Over the last few days I was fortunate enough to attend the Royal Society’s conference on “Delivering novel therapies in the 21st century” and have summarised a few of the key themes: –

Big Picture

Lots of high-level statements were presented at the meeting, but three in particular stuck with me.

  1. Rare disease is not as rare as you might think, as there are over 25 million individuals with one of 7,000 rare diseases, with 30% of individuals with a rare disease dying before they reach 5 years old.
  2. Multi-morbidity a growing issue: simulation studies suggest diabetes and concomitant depression will be present in 35% of females and 21% of males by 2028. By 2035, 68% of over 65s will have 2 or more long term conditions.
  3. By 2022, biologics will deliver 52% of the top 100 product sales, at the expense of traditional small molecule medicines.

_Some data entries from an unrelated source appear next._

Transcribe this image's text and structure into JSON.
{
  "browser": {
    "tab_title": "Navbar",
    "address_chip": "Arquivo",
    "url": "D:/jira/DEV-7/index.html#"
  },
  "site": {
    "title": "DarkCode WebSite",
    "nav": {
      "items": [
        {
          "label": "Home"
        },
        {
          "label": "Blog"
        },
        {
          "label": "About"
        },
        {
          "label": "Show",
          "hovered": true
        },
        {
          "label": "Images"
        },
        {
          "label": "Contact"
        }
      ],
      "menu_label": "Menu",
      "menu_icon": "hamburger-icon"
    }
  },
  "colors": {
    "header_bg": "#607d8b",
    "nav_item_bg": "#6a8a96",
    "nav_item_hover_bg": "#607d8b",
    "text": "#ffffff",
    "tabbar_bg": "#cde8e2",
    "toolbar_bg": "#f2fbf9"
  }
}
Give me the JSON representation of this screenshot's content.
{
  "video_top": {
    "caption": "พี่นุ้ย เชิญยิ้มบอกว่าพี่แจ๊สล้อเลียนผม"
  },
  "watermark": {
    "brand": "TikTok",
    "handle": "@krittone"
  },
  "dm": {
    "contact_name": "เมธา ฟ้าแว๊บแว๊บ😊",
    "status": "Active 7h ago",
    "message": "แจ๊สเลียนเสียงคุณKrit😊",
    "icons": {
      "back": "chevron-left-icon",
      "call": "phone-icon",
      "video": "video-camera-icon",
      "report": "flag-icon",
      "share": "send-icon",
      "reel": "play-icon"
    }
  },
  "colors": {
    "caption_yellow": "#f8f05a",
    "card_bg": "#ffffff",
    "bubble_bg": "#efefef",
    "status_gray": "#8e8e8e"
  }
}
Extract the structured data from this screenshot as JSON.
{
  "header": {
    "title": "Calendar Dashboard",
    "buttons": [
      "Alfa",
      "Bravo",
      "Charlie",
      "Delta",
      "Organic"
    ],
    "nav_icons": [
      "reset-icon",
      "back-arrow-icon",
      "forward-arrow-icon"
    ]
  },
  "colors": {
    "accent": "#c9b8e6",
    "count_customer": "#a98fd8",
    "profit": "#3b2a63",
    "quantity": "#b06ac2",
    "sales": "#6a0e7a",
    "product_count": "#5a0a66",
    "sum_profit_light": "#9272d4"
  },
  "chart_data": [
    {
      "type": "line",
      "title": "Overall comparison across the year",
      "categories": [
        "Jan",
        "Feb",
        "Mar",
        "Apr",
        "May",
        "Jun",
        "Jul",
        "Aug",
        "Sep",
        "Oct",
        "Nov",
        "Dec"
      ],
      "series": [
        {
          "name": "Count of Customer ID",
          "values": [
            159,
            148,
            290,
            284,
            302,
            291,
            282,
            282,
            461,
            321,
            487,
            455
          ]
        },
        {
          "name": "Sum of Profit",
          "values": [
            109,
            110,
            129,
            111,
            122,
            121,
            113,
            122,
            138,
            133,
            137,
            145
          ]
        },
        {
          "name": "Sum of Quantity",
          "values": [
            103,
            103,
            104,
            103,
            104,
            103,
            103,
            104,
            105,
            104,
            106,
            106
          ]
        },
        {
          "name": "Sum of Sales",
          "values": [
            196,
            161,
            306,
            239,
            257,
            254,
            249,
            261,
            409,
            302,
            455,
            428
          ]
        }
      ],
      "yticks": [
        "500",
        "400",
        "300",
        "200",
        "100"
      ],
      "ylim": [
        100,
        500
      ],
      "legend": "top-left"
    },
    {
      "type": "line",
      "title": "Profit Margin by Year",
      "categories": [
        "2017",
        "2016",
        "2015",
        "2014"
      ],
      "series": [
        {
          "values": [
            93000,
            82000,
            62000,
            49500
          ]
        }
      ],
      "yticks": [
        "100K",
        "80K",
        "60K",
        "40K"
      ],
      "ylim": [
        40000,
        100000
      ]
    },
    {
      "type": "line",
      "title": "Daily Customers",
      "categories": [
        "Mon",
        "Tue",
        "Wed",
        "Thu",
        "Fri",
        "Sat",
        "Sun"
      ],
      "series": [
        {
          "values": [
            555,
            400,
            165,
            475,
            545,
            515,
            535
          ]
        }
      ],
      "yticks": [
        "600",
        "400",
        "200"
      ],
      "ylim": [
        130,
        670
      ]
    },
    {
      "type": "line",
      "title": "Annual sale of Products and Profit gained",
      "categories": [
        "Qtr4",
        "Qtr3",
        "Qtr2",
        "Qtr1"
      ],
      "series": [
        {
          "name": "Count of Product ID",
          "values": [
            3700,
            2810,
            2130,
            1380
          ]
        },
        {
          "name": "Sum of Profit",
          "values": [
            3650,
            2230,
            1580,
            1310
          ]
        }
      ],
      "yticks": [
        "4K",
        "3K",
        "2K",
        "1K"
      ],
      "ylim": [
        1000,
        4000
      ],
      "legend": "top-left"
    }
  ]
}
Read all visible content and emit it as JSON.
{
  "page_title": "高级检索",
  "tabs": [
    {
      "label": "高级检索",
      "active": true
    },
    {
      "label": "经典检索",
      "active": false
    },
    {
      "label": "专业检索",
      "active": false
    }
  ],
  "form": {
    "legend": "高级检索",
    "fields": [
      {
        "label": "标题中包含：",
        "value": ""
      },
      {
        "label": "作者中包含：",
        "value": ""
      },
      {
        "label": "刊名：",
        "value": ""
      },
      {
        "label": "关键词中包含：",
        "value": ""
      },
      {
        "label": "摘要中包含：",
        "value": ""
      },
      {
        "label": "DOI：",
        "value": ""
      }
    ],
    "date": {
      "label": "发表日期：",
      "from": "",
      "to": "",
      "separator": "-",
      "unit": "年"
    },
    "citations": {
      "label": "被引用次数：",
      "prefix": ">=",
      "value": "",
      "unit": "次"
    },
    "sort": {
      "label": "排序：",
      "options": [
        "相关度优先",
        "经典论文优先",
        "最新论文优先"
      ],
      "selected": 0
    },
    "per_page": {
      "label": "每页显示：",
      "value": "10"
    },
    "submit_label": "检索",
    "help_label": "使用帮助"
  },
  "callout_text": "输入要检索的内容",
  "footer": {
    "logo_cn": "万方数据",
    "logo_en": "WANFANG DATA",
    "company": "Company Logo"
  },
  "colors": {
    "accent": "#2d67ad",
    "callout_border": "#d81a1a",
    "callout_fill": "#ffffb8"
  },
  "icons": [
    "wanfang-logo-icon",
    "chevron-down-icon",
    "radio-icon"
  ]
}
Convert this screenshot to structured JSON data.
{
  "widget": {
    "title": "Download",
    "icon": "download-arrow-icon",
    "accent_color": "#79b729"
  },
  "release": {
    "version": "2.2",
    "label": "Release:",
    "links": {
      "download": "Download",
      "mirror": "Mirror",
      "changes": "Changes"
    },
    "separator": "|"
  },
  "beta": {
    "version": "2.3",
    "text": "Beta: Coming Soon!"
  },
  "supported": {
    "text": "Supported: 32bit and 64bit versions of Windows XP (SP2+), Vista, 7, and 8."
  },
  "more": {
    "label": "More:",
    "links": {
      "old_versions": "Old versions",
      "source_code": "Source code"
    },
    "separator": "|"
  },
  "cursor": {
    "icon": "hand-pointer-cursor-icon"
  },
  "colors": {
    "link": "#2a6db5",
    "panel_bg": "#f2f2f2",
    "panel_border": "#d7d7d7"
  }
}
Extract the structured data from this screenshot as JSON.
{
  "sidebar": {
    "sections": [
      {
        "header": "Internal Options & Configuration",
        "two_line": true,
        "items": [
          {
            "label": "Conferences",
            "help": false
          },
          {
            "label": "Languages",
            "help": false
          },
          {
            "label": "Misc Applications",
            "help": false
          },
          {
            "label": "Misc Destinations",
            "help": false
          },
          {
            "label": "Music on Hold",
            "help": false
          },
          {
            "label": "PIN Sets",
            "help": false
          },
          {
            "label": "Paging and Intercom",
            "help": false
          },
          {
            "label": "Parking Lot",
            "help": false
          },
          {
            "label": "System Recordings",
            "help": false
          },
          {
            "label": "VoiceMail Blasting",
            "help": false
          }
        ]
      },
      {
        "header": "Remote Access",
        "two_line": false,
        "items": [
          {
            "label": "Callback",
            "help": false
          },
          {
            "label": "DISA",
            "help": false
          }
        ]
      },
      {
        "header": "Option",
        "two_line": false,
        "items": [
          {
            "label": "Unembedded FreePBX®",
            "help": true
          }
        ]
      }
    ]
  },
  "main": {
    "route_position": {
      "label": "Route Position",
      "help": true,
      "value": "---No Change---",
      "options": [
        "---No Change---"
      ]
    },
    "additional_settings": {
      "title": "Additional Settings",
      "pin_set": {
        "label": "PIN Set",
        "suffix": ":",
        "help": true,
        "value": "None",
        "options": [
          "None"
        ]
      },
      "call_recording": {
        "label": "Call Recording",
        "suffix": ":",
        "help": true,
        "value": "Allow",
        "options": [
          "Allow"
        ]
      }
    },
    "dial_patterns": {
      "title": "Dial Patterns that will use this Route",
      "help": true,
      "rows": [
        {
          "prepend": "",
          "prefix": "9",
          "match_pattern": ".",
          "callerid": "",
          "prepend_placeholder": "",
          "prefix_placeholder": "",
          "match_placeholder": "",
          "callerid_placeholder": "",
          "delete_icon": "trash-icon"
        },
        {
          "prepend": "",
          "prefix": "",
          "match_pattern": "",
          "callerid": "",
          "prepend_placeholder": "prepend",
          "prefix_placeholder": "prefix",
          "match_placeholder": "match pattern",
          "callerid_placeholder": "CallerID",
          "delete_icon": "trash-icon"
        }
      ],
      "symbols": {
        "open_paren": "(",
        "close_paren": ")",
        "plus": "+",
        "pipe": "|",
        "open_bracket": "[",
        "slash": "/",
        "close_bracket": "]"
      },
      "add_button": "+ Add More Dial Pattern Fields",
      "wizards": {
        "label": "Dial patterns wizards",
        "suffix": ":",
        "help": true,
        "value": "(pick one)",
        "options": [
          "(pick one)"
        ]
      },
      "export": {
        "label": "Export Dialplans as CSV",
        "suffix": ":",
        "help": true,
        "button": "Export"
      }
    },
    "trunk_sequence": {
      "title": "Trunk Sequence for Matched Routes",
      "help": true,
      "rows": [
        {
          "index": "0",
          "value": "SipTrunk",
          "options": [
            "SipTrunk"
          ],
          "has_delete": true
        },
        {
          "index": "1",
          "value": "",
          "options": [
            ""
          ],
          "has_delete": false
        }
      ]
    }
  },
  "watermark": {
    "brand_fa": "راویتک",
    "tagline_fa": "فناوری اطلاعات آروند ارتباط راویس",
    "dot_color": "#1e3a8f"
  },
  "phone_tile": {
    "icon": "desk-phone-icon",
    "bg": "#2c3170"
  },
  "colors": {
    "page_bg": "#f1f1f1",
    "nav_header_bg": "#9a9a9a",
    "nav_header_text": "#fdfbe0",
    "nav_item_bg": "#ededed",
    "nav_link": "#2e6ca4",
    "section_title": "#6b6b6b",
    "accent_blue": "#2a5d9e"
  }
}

    NHS, academia and business

    The United Kingdom is well position to be a leader within the life sciences sector. In part this is due to established partnerships between the NHS, academia, industry, and regulators, but it is evident that with uncertain political times looming, more is required to secure this leading position, particularly for the NHS and academia. Throughout the 2 day event the NHS was praised for its electronic patient records, that offers unparalleled opportunities to follow up patients’ health records. It was also stated that it was the responsibility of the NHS and academia to advance our understanding of disease pathophysiology. However, there is a real threat that our global advantage might be lost. The NHS struggling with a supply and demand issue: the lowest average annual real growth rate ever recorded (1.2% per year extra), coupled with a huge increase in demand over the last 10 years, with a 40% increase in Emergency admissions and 79% increase in outpatient appointments since 2005. Furthermore, Brexit remains a considerable threat to academia, as outlined by 29 Nobel laureates.

    Drug discovery

    90% of drug discovery efforts fail, however, when genetic information is used, the success rate doubles. This well known statistic was repeated throughout the conference and several examples were given for how genetics can be leveraged, and why drug discovery efforts fail. This included Prof Peter Donnelly discussing the efforts of Genomics PLC, where a matrix comparing ~14 million genotypes with ~7,000 phenotypes (and gene expression information) for over 3 million individuals, from prior genome-wide association studies, has been assembled to help guide target discovery efforts. Of course, this is only one side of the coin. Whilst having genetic support for a target will be increasingly important, we know there is heterogeneity in efficacy, and designing a drug for mass adoption for a single phenotype may be an oversimplification. I suggested an experiment that could leverage individual level data from the UK BioBank to generate a polygenic risk score for drug efficacy — something that they have not performed yet, but will look into.
    Accompanying the high failure rate are the large costs associated with running a clinical trial, resulting in the expensive drugs for patients. One view was that the high cost of running a clinical trial was pathognomonic of something far more unsettling: that either the drug was a poor candidate, or the wrong patient population was being selected (as the underlying biology was relatively unknown).
    The cost of therapeutics to payors was highlighted, particularly for oncology drugs, which have steadily increased in price, but are poorly correlated to overall survival.

    Drug delivery

    This considered not only the increased range of therapeutic modalities — such as PROTACs and bicyclic peptides —  that unlock a broader spectrum of possible biology amenable to intervention, but also manufacturing considerations for the production of individualised therapeutics tailored to an individual’s immune system — with processes having to change from a manufacturer to stock model to a manufacturer to order model.
    A range of presentations highlighted the current advances made by using various carrier materials to treat disease, both systemically and targeted towards a specific organ. From exosomes for the treatment of pancreatic cancer,  heat-sensitive liposomes that can be activated using ultrasound to treat liver tumours, viral delivering of a CRISPR system to treat tyrosinemiaadeno-associated virus delivery of gene therapy for duchenne muscular dystrophy and antisense oligonucleotide therapy for Huntington’s disease.

    Regulation

    Sir Michael Rawlins, from the Medicines and Healthcare products Regulatory Agency, outlined how data for the safety and efficacy of new therapeutics need not be solely derived from a randomised clinical trial. He discussed the various advantages with taking a Bayesian approach to study design and walked through the alternative study designs, including: adaptive trials, mendelian randomisation, umbrella trials, step-wedge trials and ring trials.
    There was also further discussion regarding basket trials within the health economics section of the conference, with respect to histology independent cancer drugs such as Larotrectinib, and the challenges such a trial design poses for health technology assessment bodies, such as NICE (National Institute for Health and Care Excellence).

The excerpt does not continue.